Au pied du complexe olympique, les commerçants attendent les Jeux avec impatience

La construction de l’Adidas Arena, dans le XVIIIe arrondissement, promet des jours heureux aux boutiques voisines. Mais l’opportunité d’augmenter sciemment les prix ne fait pas l’unanimité et l’insécurité reste un sujet majeur.

Le complexe sportif Adidas Arena, à la porte de la Chapelle, sera livré au mois de mars. © Hicham-Mehdi Zemrani

« La porte de la Chapelle sera dynamique ! » s’exclame Miniar, employée de la boulangerie 18 Délices, située en face de l’église Saint-Denys, dans le nord de Paris. L’étudiante de 22 ans s’affaire à ranger les bûches de Noël dans l’étal. L’odeur du pain chaud embaume dans l’établissement qui se prépare déjà à accueillir des milliers de touristes cet été, à l’occasion des Jeux olympiques. « On va avoir besoin d’augmenter les quantités de pains, de pâtisseries, etc. », prédit Miniar.

Mais avant d’en arriver là, les commerçants doivent prendre leur mal en patience.
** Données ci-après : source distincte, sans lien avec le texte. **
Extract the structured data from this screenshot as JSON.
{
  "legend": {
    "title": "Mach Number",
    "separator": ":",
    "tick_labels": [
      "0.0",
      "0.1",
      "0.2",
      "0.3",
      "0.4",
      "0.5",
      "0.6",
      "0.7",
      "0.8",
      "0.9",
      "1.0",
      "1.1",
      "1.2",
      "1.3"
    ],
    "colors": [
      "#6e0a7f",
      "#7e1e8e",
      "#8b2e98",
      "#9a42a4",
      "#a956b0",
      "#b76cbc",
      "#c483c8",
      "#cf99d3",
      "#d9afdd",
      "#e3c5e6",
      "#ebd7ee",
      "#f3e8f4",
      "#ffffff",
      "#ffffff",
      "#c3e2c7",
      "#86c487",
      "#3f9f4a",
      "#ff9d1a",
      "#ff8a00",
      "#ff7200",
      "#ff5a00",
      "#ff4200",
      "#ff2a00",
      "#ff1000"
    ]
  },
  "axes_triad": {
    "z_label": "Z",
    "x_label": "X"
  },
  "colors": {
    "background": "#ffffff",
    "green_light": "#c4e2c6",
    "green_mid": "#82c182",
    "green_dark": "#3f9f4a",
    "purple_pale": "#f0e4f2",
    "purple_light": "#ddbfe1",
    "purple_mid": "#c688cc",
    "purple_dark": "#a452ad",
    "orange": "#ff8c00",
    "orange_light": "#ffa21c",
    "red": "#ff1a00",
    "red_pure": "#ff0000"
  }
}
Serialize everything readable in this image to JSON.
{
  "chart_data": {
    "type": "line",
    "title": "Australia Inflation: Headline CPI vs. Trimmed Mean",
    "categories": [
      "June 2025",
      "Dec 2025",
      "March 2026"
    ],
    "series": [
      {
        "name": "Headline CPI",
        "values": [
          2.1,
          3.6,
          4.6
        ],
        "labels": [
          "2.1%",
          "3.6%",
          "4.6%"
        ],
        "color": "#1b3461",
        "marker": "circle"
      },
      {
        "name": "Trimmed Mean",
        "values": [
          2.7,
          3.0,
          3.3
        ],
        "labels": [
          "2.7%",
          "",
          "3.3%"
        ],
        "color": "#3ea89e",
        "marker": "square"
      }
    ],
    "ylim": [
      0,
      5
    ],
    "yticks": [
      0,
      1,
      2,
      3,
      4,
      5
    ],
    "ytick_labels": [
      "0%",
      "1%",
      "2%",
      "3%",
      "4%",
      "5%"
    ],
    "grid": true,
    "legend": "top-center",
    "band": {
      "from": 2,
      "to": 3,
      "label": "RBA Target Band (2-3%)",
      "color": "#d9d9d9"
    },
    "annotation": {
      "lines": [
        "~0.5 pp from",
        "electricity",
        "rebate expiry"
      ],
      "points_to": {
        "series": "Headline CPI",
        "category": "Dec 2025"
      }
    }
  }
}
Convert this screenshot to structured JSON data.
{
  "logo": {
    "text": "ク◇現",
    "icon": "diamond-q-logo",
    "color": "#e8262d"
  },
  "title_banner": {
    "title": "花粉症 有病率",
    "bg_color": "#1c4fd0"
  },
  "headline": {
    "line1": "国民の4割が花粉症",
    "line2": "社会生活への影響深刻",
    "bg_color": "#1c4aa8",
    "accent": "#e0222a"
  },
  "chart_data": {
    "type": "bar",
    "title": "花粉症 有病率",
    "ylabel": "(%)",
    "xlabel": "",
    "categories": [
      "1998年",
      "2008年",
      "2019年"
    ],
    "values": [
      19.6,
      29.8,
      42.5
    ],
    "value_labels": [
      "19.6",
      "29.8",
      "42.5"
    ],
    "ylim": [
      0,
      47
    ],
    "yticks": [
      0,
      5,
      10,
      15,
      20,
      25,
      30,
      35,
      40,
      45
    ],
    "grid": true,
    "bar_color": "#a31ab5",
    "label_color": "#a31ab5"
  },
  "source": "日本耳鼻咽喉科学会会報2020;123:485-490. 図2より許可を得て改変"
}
Depuis plusieurs mois, leur quotidien est devenu un enfer. Les barrières de chantier rabougrissent les terrasses des restaurants, tandis que le bruit des perceuses, tractopelles et autres engins de construction fait fuir les clients. En vue des Jeux olympiques, la porte qui sépare le XVIIIe arrondissement de Saint-Denis (Seine-Saint-Denis) fait l’objet d’un réaménagement d’ampleur. Végétalisation, élargissement des trottoirs, nouvelle piste cyclable… La municipalité veut en faire les « Champs-Élysées du nord de Paris », selon les mots d’Emmanuel Grégoire, premier adjoint à la mairie de Paris. Rien que ça.

L’Adidas Arena bientôt livrée

Malgré une perte de chiffre d’affaires liée aux travaux, les commerçants prennent leur mal en patience. Pour nombre d’entre eux, les Jeux olympiques sont la lumière au bout du tunnel. La promesse d’un quartier réinventé, dont l’Adidas Arena est le symbole. Flambant neuf, le complexe sportif, dont la livraison approche à grands pas, domine la porte de la Chapelle. L’été prochain, il accueillera notamment les épreuves olympiques de badminton et pourra recevoir jusqu’à 8.000 spectateurs.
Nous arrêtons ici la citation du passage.